Notable:
"And these prices do not represent just a few one-off, left field offers. All told, there were more than 100 bids combining wind and solar, or both, with battery storage, and 20 gigawatts of such capacity.
The “median” means that half the bids were cheaper than the median price cited above."
I realize most readers of HN know what a median is, but the fact that this was not just the lowest bid in each group was worth highlighting.
This appears to have come before the recent 30% Solar panel import tariff. Can anybody else confirm that the bids that include solar would not be possible today?
These bids are for projects that go into service by 2023.
It's extremely unlikely that this tariff will last even two years. Similarly enacted section 201 tariffs get squashed the next time the WTO considers them. If, by some implausible and disastrous series of events we are taken into a trade war and the current tariffs stand, they decrease by 5% each year, to 10%.
So its safe to say that they will have as little impact on the bids 5 years from now as they do on increasing US manufacturing.
Also worth noting that even a 30% tariff on panels just makes them cost about what they did in 2015. It does nothing to the other significant costs of solar tech - inverters, supporting structures, land, installation labor.
At worst it will delay solar adoption by a couple of years.
I am no economist, but the tariff could end up accelerating the decrease in prices as the foreign producers have a steeper gradient to overcome. If they are indeed dumping at below cost, they could also respond by lowering prices by the tariff amount.
If the tariff is applied to foreign assembled units, they could onshore the final assembly. Or start bundling non-tariffed systems so they are still cheaper in the end.
I could envision a cargo container with the panels and strandbeest-accordian support structure, plant on end in the ground and it would automatically unfurl (high school bleachers but with an alternating Z pattern) as the container moves along.
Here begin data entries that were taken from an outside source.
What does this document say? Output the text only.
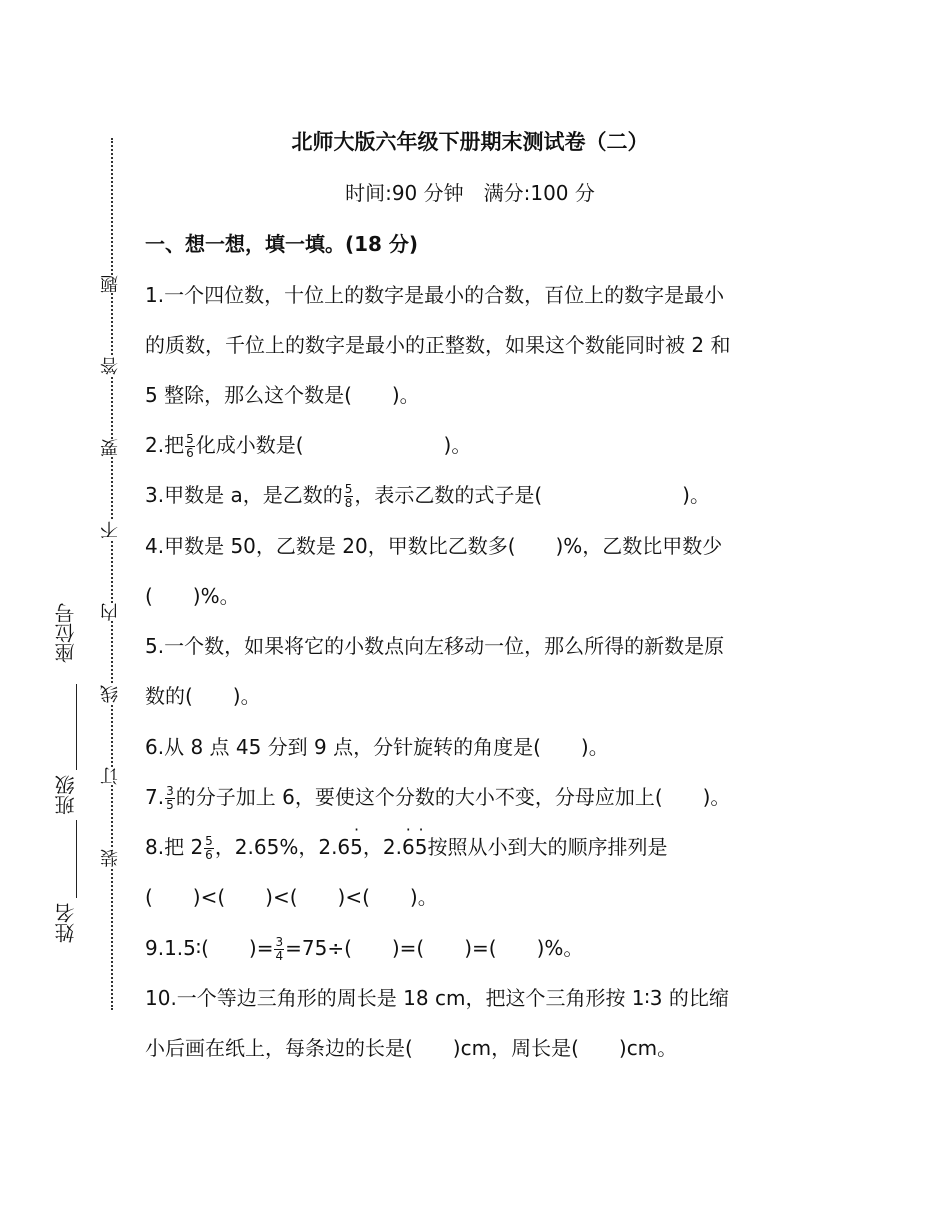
题
答
要
不
内
线
订
装
姓名
班级
座位号
北师大版六年级下册期末测试卷（二）
时间:90 分钟　满分:100 分
一、想一想，填一填。(18 分)
1.一个四位数，十位上的数字是最小的合数，百位上的数字是最小
的质数，千位上的数字是最小的正整数，如果这个数能同时被 2 和
5 整除，那么这个数是(　　)。
2.把 $\frac{5}{6}$ 化成小数是(　　　　　　　)。
3.甲数是 a，是乙数的 $\frac{5}{8}$ ，表示乙数的式子是(　　　　　　　)。
4.甲数是 50，乙数是 20，甲数比乙数多(　　)%，乙数比甲数少
(　　)%。
5.一个数，如果将它的小数点向左移动一位，那么所得的新数是原
数的(　　)。
6.从 8 点 45 分到 9 点，分针旋转的角度是(　　)。
7. $\frac{3}{5}$ 的分子加上 6，要使这个分数的大小不变，分母应加上(　　)。
8.把 $2 \frac{5}{6}$ ，2.65%，2.6· 5，2.· 6· 5按照从小到大的顺序排列是
(　　)<(　　)<(　　)<(　　)。
9.1.5∶(　　)= $\frac{3}{4} =75\div$(　　)=(　　)=(　　)%。
10.一个等边三角形的周长是 18 cm，把这个三角形按 1∶3 的比缩
小后画在纸上，每条边的长是(　　)cm，周长是(　　)cm。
Even with a lower pack density, deployment in hours would save the overall system cost.
The proposed tariff allows for only 2.5GW of cell imports that are assembled into full modules in the US. Manufacturers are already lining up to see who is going to be allowed to get into that small quota.
Given that it's going to take a bare minimum of 18 months and probably several years to build a new cell manufacturing facility, and the length of life of such a facility, somebody looking at building new capacity would get a year or two of tariff protection, and then have to survive another few decades without it.
And prices continue to drop precipitously. Given the tariff phase out, the market will probably return to 2017 equivalent in short order, and then continue to get cheaper in spite of the tariffs.
Yes. These bids are usually for a "power purchase agreement", which is a bid to deliver X amount of power over some period of time. All of the maintenance, fuel, wear/replacement costs are included with the bid since it's just a raw end power delivery contract.
The interesting thing that's new about this is that these bids are for "dispatchable" renewables. Up until this point, most renewables were not dispatchable since they didn't have cost competitive storage. This means that renewables now can bid for much higher levels of grid penetration in capacity markets.
Note that coal is also not a dispatchable power source. Mostly they're base load plants [1], best case they're load following power plants [2]. No way for them to respond quickly to demand changes like natural gas, hydroelectric, or batteries can.
One last reference, these are in contrast to peaker power plants [3] which can quickly start up and shut down as needed to cover high demand periods. Gas, hydro, and grid tied batteries fit into this category.
At least in the US, the grid runs as a market where as demand rises, plants bid their price to meet the demand. The energy price that they charge for these peaks is substantially higher than the base load price because you have to build enough power plants to meet the highest demand (else you get brownouts) and the peaker plants are only going to run for a small fraction of the time. The price they charge for that small time still has to cover all of the infrastructure cost.
Since the peak energy price is so high, that makes a good opportunity for batteries to jump in. Tesla's recent Australian battery project is a great showcase of that.
The “median” means that half the bids were cheaper than the median price cited above."
I realize most readers of HN know what a median is, but the fact that this was not just the lowest bid in each group was worth highlighting.